Clean energy sources

However, that trend now seems to be pursued most determinedly in Europe, which unlike the U.S. cannot rely on huge domestic reserves of oil or gas. 

Speaking on CNN, U.S. Energy secretary Jennifer Granholm admitted as much: “Europe is much more reliant on Russia when it comes to oil and gas. However, the Europeans are looking quite a bit toward clean energy sources, and the U.S. should do the same,” she said. “The U.S. needs to step on the accelerator toward clean energy, something that it has already started to do.”

The Biden administration has set ambitious sustainability targets, including:

  • buying only zero-emission light duty vehicles for government fleets from 2027,
  • halving overall emissions by 2030, 
  • increasing the market share of new zero-emission vehicles to 50% by 2030 and 100% by 2035, and 
  • decarbonising its power sector by 2035. 

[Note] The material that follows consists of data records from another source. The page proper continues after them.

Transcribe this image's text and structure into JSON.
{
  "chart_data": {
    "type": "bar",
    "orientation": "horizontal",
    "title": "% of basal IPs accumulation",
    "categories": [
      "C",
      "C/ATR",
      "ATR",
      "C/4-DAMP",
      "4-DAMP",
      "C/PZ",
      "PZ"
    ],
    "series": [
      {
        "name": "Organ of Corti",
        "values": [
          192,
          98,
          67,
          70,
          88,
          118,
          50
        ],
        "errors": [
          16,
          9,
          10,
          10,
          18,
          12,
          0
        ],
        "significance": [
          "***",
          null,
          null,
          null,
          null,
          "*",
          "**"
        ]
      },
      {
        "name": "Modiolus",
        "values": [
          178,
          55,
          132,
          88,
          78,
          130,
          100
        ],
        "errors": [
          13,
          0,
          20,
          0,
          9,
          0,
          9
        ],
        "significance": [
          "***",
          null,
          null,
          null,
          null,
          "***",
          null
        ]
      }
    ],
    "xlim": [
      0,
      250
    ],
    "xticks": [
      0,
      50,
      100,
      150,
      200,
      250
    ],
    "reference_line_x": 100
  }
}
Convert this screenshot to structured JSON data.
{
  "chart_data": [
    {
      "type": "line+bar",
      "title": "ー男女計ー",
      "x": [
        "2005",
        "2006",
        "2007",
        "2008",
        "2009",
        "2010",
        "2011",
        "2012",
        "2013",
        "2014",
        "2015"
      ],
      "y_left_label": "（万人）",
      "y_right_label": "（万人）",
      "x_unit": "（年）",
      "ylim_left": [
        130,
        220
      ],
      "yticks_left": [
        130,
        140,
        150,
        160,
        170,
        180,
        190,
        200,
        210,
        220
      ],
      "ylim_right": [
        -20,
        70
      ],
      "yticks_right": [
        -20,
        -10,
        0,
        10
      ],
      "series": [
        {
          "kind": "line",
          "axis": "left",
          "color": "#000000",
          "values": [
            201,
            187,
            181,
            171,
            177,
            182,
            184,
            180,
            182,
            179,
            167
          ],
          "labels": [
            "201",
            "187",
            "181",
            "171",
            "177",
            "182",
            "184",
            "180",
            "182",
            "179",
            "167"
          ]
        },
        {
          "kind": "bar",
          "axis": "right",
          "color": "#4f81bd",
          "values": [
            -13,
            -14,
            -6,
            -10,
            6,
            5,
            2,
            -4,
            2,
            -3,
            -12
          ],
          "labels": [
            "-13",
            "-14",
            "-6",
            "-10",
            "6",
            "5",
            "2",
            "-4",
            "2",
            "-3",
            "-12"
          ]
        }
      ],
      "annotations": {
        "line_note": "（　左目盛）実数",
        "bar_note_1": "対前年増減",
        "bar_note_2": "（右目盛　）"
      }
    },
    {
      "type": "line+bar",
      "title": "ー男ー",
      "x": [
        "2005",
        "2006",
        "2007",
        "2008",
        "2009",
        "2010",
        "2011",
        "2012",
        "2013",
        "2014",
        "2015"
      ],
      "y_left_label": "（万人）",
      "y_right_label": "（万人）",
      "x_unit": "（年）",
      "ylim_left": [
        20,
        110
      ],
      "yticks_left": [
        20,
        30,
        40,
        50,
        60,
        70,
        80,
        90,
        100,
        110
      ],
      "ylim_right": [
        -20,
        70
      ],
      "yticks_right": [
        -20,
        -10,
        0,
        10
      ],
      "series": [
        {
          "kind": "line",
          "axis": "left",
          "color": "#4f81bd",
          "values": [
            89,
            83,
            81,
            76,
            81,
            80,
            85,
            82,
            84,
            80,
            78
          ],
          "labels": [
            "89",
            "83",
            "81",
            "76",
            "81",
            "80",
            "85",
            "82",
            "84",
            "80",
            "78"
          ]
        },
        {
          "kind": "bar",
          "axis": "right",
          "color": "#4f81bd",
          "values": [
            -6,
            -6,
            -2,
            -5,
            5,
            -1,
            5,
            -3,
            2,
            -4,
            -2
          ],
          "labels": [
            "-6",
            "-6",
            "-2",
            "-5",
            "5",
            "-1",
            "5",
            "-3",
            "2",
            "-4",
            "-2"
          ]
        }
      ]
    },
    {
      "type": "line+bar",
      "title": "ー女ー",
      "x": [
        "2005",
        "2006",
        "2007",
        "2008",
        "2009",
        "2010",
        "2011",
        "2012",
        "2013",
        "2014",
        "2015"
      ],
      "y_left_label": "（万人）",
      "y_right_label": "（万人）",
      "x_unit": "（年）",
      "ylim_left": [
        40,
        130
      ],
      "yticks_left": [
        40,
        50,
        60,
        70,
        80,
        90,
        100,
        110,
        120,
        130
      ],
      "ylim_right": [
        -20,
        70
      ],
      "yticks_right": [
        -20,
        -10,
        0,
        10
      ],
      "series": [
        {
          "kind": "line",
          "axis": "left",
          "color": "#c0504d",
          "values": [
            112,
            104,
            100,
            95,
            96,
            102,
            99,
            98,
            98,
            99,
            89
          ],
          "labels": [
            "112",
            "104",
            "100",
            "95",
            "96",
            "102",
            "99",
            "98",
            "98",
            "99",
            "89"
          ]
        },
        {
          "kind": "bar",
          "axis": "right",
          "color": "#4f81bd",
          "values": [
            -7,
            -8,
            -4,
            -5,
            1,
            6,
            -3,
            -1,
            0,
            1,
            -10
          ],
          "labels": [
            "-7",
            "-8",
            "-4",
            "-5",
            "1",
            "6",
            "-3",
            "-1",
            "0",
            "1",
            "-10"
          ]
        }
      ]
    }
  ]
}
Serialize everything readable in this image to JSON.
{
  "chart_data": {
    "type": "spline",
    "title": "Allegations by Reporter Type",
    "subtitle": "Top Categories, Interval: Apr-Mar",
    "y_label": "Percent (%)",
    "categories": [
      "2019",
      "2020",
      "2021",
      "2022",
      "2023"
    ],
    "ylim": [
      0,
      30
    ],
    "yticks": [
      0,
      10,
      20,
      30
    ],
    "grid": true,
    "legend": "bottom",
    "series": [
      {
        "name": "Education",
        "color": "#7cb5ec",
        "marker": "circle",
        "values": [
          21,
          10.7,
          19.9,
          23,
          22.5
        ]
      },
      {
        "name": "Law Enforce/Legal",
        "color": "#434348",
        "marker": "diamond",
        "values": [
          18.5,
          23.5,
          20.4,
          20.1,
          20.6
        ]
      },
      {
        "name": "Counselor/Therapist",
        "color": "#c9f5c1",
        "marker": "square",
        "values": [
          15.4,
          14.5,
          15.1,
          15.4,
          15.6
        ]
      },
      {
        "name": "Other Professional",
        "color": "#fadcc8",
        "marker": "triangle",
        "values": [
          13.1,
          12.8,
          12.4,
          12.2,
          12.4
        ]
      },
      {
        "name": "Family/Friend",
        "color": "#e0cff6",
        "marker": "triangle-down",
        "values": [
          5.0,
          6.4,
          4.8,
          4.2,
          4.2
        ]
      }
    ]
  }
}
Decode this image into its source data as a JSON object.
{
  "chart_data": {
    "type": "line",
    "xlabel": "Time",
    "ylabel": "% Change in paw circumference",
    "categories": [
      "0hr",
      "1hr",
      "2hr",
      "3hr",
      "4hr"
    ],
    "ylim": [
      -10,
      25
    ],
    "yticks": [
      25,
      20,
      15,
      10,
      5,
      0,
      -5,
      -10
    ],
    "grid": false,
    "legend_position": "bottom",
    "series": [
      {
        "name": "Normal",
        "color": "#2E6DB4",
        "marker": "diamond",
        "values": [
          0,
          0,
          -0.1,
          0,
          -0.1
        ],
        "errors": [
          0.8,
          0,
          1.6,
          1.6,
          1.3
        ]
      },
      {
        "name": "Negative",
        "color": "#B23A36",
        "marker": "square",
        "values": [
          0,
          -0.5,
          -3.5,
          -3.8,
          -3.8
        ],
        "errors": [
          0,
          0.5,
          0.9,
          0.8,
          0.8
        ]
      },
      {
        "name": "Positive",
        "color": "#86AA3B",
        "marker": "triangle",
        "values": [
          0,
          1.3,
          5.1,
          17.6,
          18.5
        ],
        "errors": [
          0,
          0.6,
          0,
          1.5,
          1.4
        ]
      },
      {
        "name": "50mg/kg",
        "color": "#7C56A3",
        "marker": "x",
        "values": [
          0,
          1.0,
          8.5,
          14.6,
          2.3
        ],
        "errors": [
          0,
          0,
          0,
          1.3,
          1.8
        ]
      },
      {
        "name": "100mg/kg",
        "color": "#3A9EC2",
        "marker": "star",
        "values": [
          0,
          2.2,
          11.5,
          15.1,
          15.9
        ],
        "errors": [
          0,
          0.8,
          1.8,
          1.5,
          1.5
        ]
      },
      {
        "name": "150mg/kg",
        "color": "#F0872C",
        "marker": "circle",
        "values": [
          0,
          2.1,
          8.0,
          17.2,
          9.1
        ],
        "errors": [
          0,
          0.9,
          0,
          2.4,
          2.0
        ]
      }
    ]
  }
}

From a European perspective, dependence on Russian energy is a strategic flaw that must be rectified as soon as possible. And not just by frantically seeking alternative supplies, also by speeding up the transition to sustainable energy.

The cornerstone of the EU’s policy in this matter is the European Green Deal, which aims at a net 55% reduction of emissions by 2030, and at climate neutrality by 2050. If anything, the war in Ukraine has given these goals an added urgency. Some consequences: 

  • In the short run, Europe has no choice but to rely more heavily on gas, coal and nuclear to make up for the energy shortfall. In the medium and long term, however, the alternative – energy diversification as called for in the Green Deal – must be brought forward.
  • Europe will place a stronger emphasis on energy saving and energy efficiency. This implies public financial support for such measures as installing insulation and heat pumps, fitting solar panels, and electrifying heating; and more initiatives on efficient energy storage and management. 
  • To protect its citizens and corporates from excessive energy bills, European countries are imposing price ceilings, reducing tax rates and/or providing cash subsidies. Energy companies may be taxed to finance these extra expenses – which must be only temporary, so as not to undermine the price incentive of decarbonisation.  
  • As already provided in the Green Deal, support for the development of climate-neutral technologies (including e-fuels, green hydrogen and other more sustainable alternatives). 

In short: while emission and sustainability targets may suffer in the short run, Europe is determined to make up for lost time and speed up its transition to sustainable energy sources even more. If it succeeds, the EU will have offered at template to the U.S. – and others around the world – for accelerating its way out of the current energy crisis.